Hareket ilerledikçe işçiler ve öğrenciler arasında gittikçe artan bir kaynaşma görülmesi de dikkat çekici. Öğrenci hareketi hedefine yalnızca hükümeti ya da üniversite yönetimini değil, öncelikle patronları almış durumda. Nantes şehrinde militan bir eylem gerçekleştirme kararı alan öğrenciler, Sosyalist Parti’yi ya da rektörlüğü değil, Fransız TÜSİAD’ı MEDEF’i işgal ettiler. Birçok üniversitede öğrencilerin kurduğu “Birleşme Komiteleri” ise iş bulma kurumlarının önüne ya da bizzat fabrikalara giderek, işçilere, İş Yasası’na karşı harekete geçme ve “Genel Kurul” toplantılarına katılma çağrısı yapıyor. İşçilerin buna tepkisi ise her geçen gün daha olumlu oluyor.

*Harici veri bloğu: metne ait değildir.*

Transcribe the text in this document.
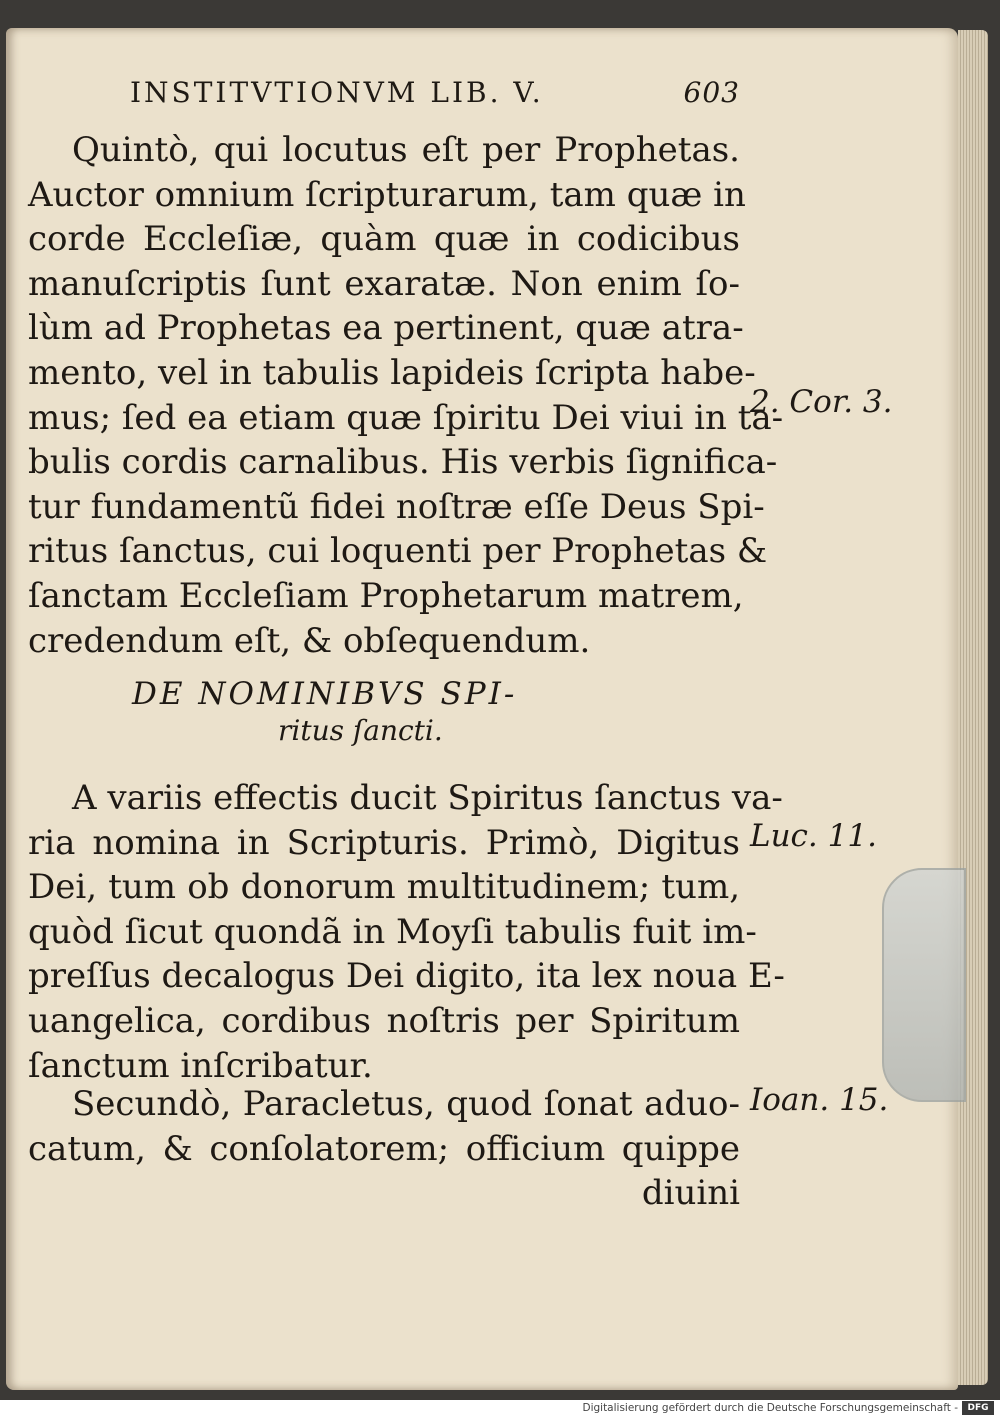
INSTITVTIONVM LIB. V.	603
Quintò, qui locutus eſt per Prophetas.
Auctor omnium ſcripturarum, tam quæ in
corde Eccleſiæ, quàm quæ in codicibus
manuſcriptis ſunt exaratæ. Non enim ſo-
lùm ad Prophetas ea pertinent, quæ atra-
mento, vel in tabulis lapideis ſcripta habe-
mus; ſed ea etiam quæ ſpiritu Dei viui in ta-
bulis cordis carnalibus. His verbis ſignifica-
tur fundamentũ fidei noſtræ eſſe Deus Spi-
ritus ſanctus, cui loquenti per Prophetas &
ſanctam Eccleſiam Prophetarum matrem,
credendum eſt, & obſequendum.
DE NOMINIBVS SPI-
ritus ſancti.
A variis effectis ducit Spiritus ſanctus va-
ria nomina in Scripturis. Primò, Digitus
Dei, tum ob donorum multitudinem; tum,
quòd ſicut quondã in Moyſi tabulis fuit im-
preſſus decalogus Dei digito, ita lex noua E-
uangelica, cordibus noſtris per Spiritum
ſanctum inſcribatur.
Secundò, Paracletus, quod ſonat aduo-
catum, & conſolatorem; officium quippe
diuini
2. Cor. 3.
Luc. 11.
Ioan. 15.
Digitalisierung gefördert durch die Deutsche Forschungsgemeinschaft -	DFG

Fransa’nın en önemli liman kenti sayılabilecek Le Havre’dan gelen bir liman işçisinin, Paris 8 üniversitesinde gerçekleşen Genel Kurul toplantısındaki sözlerine kulak verelim: “Polis tek bir öğrencinin saçının teline dokunursa liman kapanır”.

Hareket, işçiler ile öğrencileri birleştirirken patron partilerinde ise çatlaklara yol açıyor. İktidardaki sözde “Sosyalist” Parti’nin gençlik örgütünün, İş Yasası karşıtı harekette yer aldığı, parti yönetiminden isimlerin de harekete destek verdiği daha önce Gerçek gazetesinde belirtilmişti. Şimdi “NuitDebout” (Bütün gece ayakta) adıyla başlayan meydanlar hareketine parti içinden katılımların artmasıyla, çatlak iyiden iyiye gün yüzüne çıkıyor. Belki de daha önemlisi ise, ön faşist parti Front National (FN, Ulusal Cephe) içerisindeki çatlak. Yasanın ortaya çıktığı Şubat ayında partinin lideri Marine Le Pen yasaya karşı olduğunu açıklarken,  yeğeni ve FN milletvekili Marion Maréchal-Le Pen ise katıldığı bir radyo programında bu yasanın Fransa’daki işsizlik sorununu çözebileceğini, bu sebeple de yasayı desteklediğini belirtmişti.  9 Mart genel grevinden sonra FN iş yasasına karşı internet üzerinden bir imza kampanyası başlatsa da, yaklaşık bir aydır bu konuda herhangi bir açıklama yapmaktan kaçınıyor. Özellikle 31 Mayıs genel greviyle hareketin belli bir eşiği aşması sonrasında hem Le Pen hem de FN tamamen sessizliğe gömülmüş vaziyette.

Yukarıda değinilen “NuitDebout” hareketi üzerinde durmakta da fayda var. 31 Mart genel grevi sonrası “Nous ne rentrerons pas chez nous” (Evimize dönmüyoruz) sloganıyla Paris’te başlayan hareket, müthiş bir hızla tüm Fransa’ya yayıldı. Paris’in ardından özellikle Rennes ve Toulouse gibi, iş yasası karşıtı hareketin güçlü olduğu şehirlerde önemli bir başarı yakalayan “NuitDebout” 9 Nisan itibariyle Fransa’da 60’tan fazla şehre, dahası Belçika, İspanya ve hatta Almanya’ya sıçramış vaziyette.

Sendikalar 9 Mart ve 31 Mart’tan sonra üçüncü genel grev için 28 Nisan tarihini belirlediler. 28 Nisan’a ulaşmadan evvel ise, 11 Nisan’da üniversitelerin bir hafta tatile girmesinin yaratabileceği rehavet ve dağınıklık aşılmak zorunda. Birçok burjuva kalemşoru, hükümetin ufak tavizler vermeye başlaması, üniversite tatili ve son eylemlere katılımın nispeten azlığı sebebiyle hareketin sonun başlangıcında olduğunu ilan etti bile. Eylemlerin her geçen gün daha fazla şehri kapsaması ve NuitDebout’nun yayılma hızı ise bu iddiaları yalanlar nitelikte. Hareketin yeni bir atılım yapıp yapamayacağını ise 28 Nisan genel grevinin gücü gösterecek.